Here are four devices that could help you overcome your fitness blues.
How do you motivate yourself to stay in shape?
Targeted at families, Nintendo's Wii Fit has been creating waves in the market fitness gadgets since it was launched last year.
The system, which is used with a Wii video game console, isn't a substitute for the gym. But you can use it for a range of strength training, yoga and cardio exercises.
The Wii Fit includes a balance board that records your movements and gives feedback on how you're doing. It costs $90, while the basic game console itself runs around $250.
According to Scott Owens, associate professor of exercise science at the University of Mississippi, it's too early too tell what impact devices like the Wii Fit have on fitness trends.
But these sorts of whole body movement devices are an encouraging development, he says. "Every little bit helps in the battle against obesity."
If you cycle, you've already taken a step towards better fitness.
Riding a bike lowers the risk of serious conditions such as heart disease, high blood pressure, obesity as well as the most common form of diabetes, according to British health insurance provider Bupa.
Products like Garmin's super cycle computers can help you get the most out of your ride. The GPS-enabled gadgets, which cost from $250 to $500, help cyclists navigate routes as well as keeps tabs on their workout.
In addition to the usual details -- speed, distance, calories burned -- the latest model, the Edge 705, tracks your heart rate so you can measure just how hard you're working.
Nike + iPod Sport Kit
The Nike + iPod Sport Kit ($29) is an ideal companion for runners who already own an iPod nano or iPod touch.
A sensor you place in your Nike shoes monitors useful details of your run, tracking your pace, distance and calories burned.
The kit displays those stats on your iPod, as well as provides voice feedback over the course of the workout. You can even select a favorite motivational song to get you through rough patches.
When you're done, upload the stats online. You'll have a log of all your workouts, and are able to share them with fellow runners online.
If you don't want to spend a lot on gear, walking is a simple way to boost your health. But make sure you maintain a step log.
Keeping track of the steps you take has been clearly associated with greater improvements in physical activity.

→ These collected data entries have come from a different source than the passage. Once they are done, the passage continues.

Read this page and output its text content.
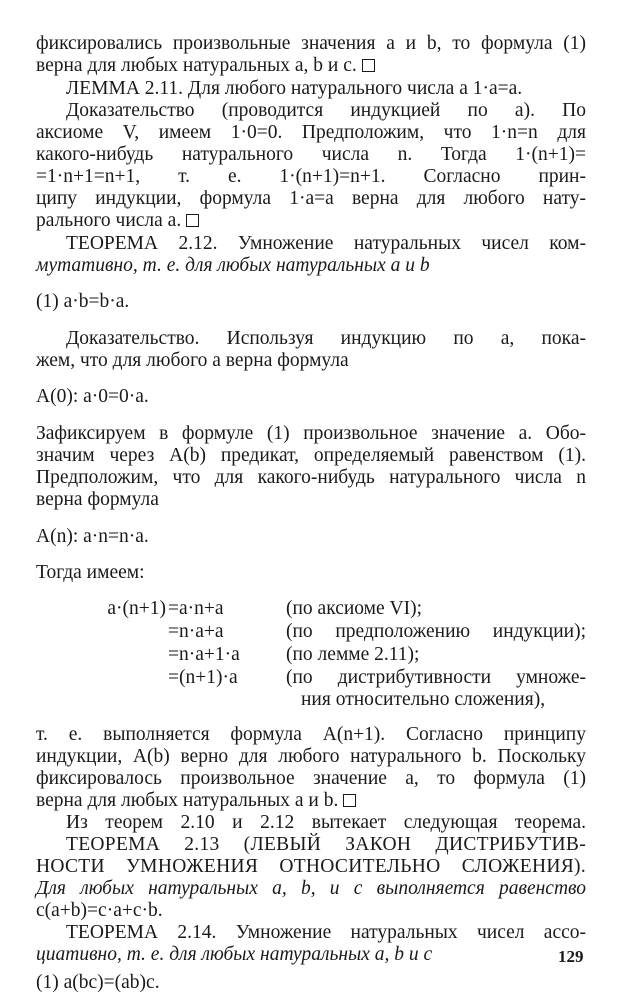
фиксировались произвольные значения a и b, то формула (1)
верна для любых натуральных a, b и c.
ЛЕММА 2.11. Для любого натурального числа a 1·a=a.
Доказательство (проводится индукцией по a). По
аксиоме V, имеем 1·0=0. Предположим, что 1·n=n для
какого-нибудь натурального числа n. Тогда 1·(n+1)=
=1·n+1=n+1, т. е. 1·(n+1)=n+1. Согласно прин-
ципу индукции, формула 1·a=a верна для любого нату-
рального числа a.
ТЕОРЕМА 2.12. Умножение натуральных чисел ком-
мутативно, т. е. для любых натуральных a и b
(1) a·b=b·a.
Доказательство. Используя индукцию по a, пока-
жем, что для любого a верна формула
A(0): a·0=0·a.
Зафиксируем в формуле (1) произвольное значение a. Обо-
значим через A(b) предикат, определяемый равенством (1).
Предположим, что для какого-нибудь натурального числа n
верна формула
A(n): a·n=n·a.
Тогда имеем:
a·(n+1) =a·n+a	(по аксиоме VI);
=n·a+a	(по предположению индукции);
=n·a+1·a (по лемме 2.11);
=(n+1)·a (по дистрибутивности умноже-
ния относительно сложения),
т. е. выполняется формула A(n+1). Согласно принципу
индукции, A(b) верно для любого натурального b. Поскольку
фиксировалось произвольное значение a, то формула (1)
верна для любых натуральных a и b.
Из теорем 2.10 и 2.12 вытекает следующая теорема.
ТЕОРЕМА 2.13 (ЛЕВЫЙ ЗАКОН ДИСТРИБУТИВ-
НОСТИ УМНОЖЕНИЯ ОТНОСИТЕЛЬНО СЛОЖЕНИЯ).
Для любых натуральных a, b, и c выполняется равенство
c(a+b)=c·a+c·b.
ТЕОРЕМА 2.14. Умножение натуральных чисел ассо-
циативно, т. е. для любых натуральных a, b и c
(1) a(bc)=(ab)c.
129
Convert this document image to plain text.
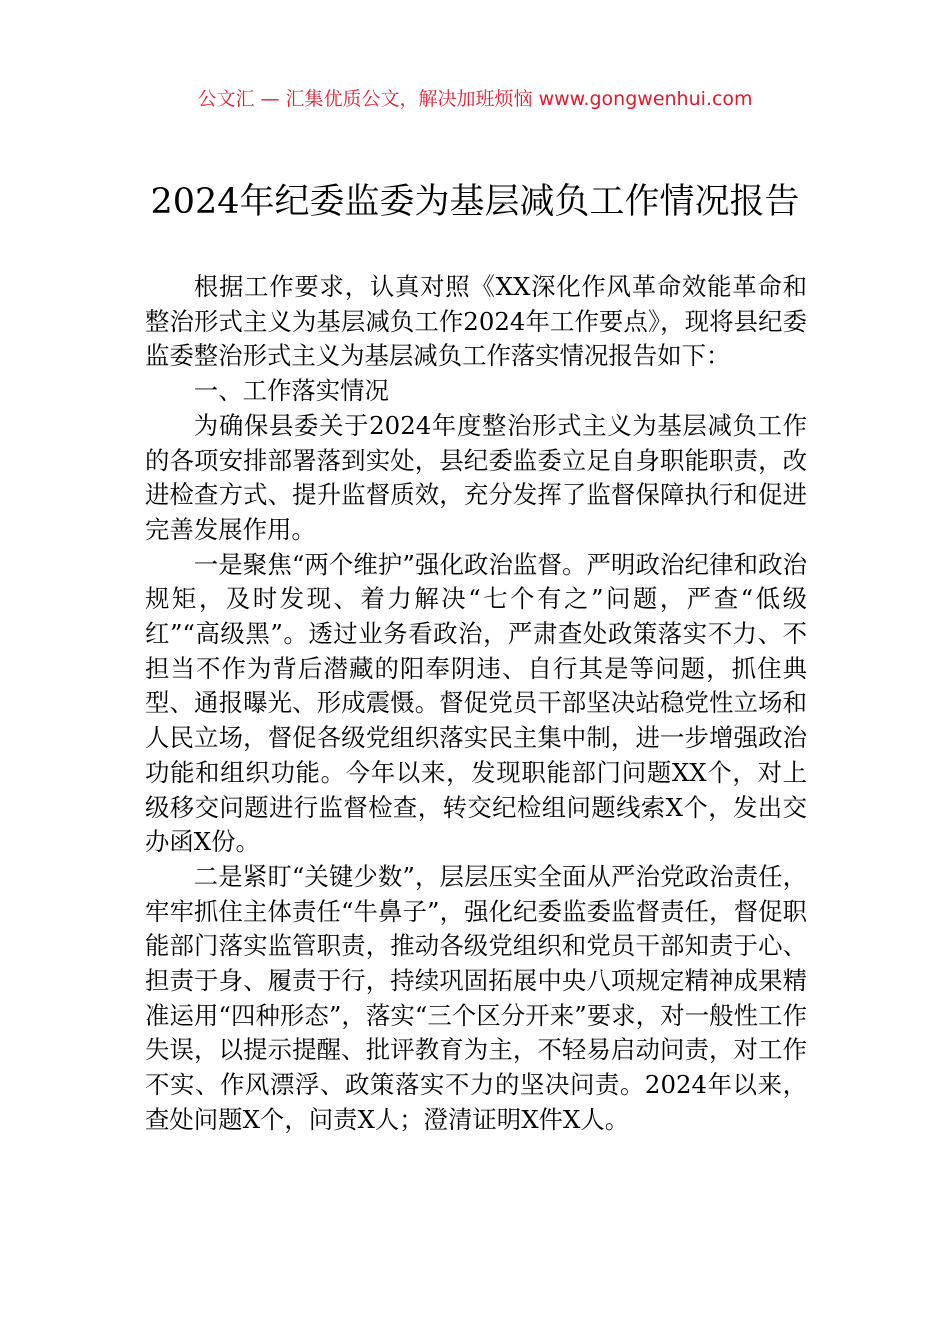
公文汇 — 汇集优质公文，解决加班烦恼 www.gongwenhui.com
2024年纪委监委为基层减负工作情况报告

根据工作要求，认真对照《XX深化作风革命效能革命和整治形式主义为基层减负工作2024年工作要点》，现将县纪委监委整治形式主义为基层减负工作落实情况报告如下：

一、工作落实情况

为确保县委关于2024年度整治形式主义为基层减负工作的各项安排部署落到实处，县纪委监委立足自身职能职责，改进检查方式、提升监督质效，充分发挥了监督保障执行和促进完善发展作用。

一是聚焦“两个维护”强化政治监督。严明政治纪律和政治规矩，及时发现、着力解决“七个有之”问题，严查“低级红”“高级黑”。透过业务看政治，严肃查处政策落实不力、不担当不作为背后潜藏的阳奉阴违、自行其是等问题，抓住典型、通报曝光、形成震慑。督促党员干部坚决站稳党性立场和人民立场，督促各级党组织落实民主集中制，进一步增强政治功能和组织功能。今年以来，发现职能部门问题XX个，对上级移交问题进行监督检查，转交纪检组问题线索X个，发出交办函X份。

二是紧盯“关键少数”，层层压实全面从严治党政治责任，牢牢抓住主体责任“牛鼻子”，强化纪委监委监督责任，督促职能部门落实监管职责，推动各级党组织和党员干部知责于心、担责于身、履责于行，持续巩固拓展中央八项规定精神成果精准运用“四种形态”，落实“三个区分开来”要求，对一般性工作失误，以提示提醒、批评教育为主，不轻易启动问责，对工作不实、作风漂浮、政策落实不力的坚决问责。2024年以来，查处问题X个，问责X人；澄清证明X件X人。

A 2007 study in the Journal of the American Medical Association found that the use of a pedometer is also associated with significant decreases in body mass index and blood pressure.
Smart pedometers like the Fitbug make recording your steps a breeze. The gadget not only measures the distance you cover but also allows you to upload your stats online.
At a cost of $140, you get the device and weekly messages of encouragement and progress updates for a year.